Nada y Bracea son —entre sí y con los anteriores libros— muy distintos y a ellos siguió un largo silencio de la autora, interrumpido en 2010 por una colaboración con la fotógrafa Paz Errázuriz, La luz que me ciega. Recién en 2017 Urriola vuelve al ruedo con Cadáver exquisito. Tan consciente está de que se trata de un retorno, que el primer verso dice así: “Poesía regresaste / ha sido un infortunio esperarte”. Está escrito al modo de un cuaderno, con apuntes, poemas abiertos, dibujos, prosas, merodeos en torno a la pérdida de la madre. Es un libro extenso y de un saber duro, de una escritura filosa en la medida en que está movida por la conciencia del despojo: “Para vivir hay que tener huesos / que no teman hacerse polvo”. Cadáver exquisito anuncia una nueva, remarcada y final entereza. Que cristalizaría en su último libro publicado, El cuaderno de las cosas inútiles, que apareció en 2022 y fue escrito en plena pandemia en Madrid; “Tuvimos una vida y la tratamos como un perro”, se lee en sus aguzadas páginas.
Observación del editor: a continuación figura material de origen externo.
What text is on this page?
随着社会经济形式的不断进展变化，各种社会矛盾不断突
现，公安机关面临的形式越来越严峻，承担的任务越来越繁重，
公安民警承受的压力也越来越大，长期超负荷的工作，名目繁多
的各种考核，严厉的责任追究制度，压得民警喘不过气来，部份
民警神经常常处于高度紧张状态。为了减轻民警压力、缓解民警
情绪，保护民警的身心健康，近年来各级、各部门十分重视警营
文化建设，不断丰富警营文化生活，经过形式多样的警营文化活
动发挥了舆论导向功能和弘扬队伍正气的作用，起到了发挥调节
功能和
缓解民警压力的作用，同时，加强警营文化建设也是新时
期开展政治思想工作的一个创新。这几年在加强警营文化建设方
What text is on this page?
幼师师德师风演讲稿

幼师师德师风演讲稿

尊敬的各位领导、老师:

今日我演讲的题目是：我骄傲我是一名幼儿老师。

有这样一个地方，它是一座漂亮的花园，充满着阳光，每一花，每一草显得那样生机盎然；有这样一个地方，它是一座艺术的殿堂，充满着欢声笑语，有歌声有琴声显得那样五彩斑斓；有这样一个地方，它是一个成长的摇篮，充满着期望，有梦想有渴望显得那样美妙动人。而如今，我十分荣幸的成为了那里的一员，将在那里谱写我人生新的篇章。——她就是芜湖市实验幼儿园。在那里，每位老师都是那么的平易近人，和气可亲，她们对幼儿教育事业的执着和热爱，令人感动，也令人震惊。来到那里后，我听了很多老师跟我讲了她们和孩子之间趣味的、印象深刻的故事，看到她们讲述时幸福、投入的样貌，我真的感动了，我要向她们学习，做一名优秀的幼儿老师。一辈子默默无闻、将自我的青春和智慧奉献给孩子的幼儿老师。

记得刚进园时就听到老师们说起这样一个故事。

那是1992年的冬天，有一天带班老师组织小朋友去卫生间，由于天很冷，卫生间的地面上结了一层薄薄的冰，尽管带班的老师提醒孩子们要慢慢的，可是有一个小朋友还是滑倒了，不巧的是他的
Se da ya en este texto final una potencia y a la vez una sencillez que conmueven, la música que siempre rondaba sus páginas ahora permea cada letra y la intuición de la muerte convive con la dicha de la escritura y una serena fascinación por la existencia, sus enigmas y su materialidad; es la hermosa y final aceptación de quien, con fiereza, vivió resistiendo:


Tal vez sea hora de construir una noria,
juntar las piedras, humedecer la tierra,
moldear lo posible,
hasta que finalmente el viento me cuente
cómo se configura la lluvia.


El 21 de julio de 2023, en el Santiago donde había nacido hacía 55 años, murió Malú Urriola producto de un cáncer fulminante. Ese día llovió sostenido y soplaron recios vientos en la capital y en toda la costa central. “Empedrado abajo, la muerte toca el violín”, dice su último verso.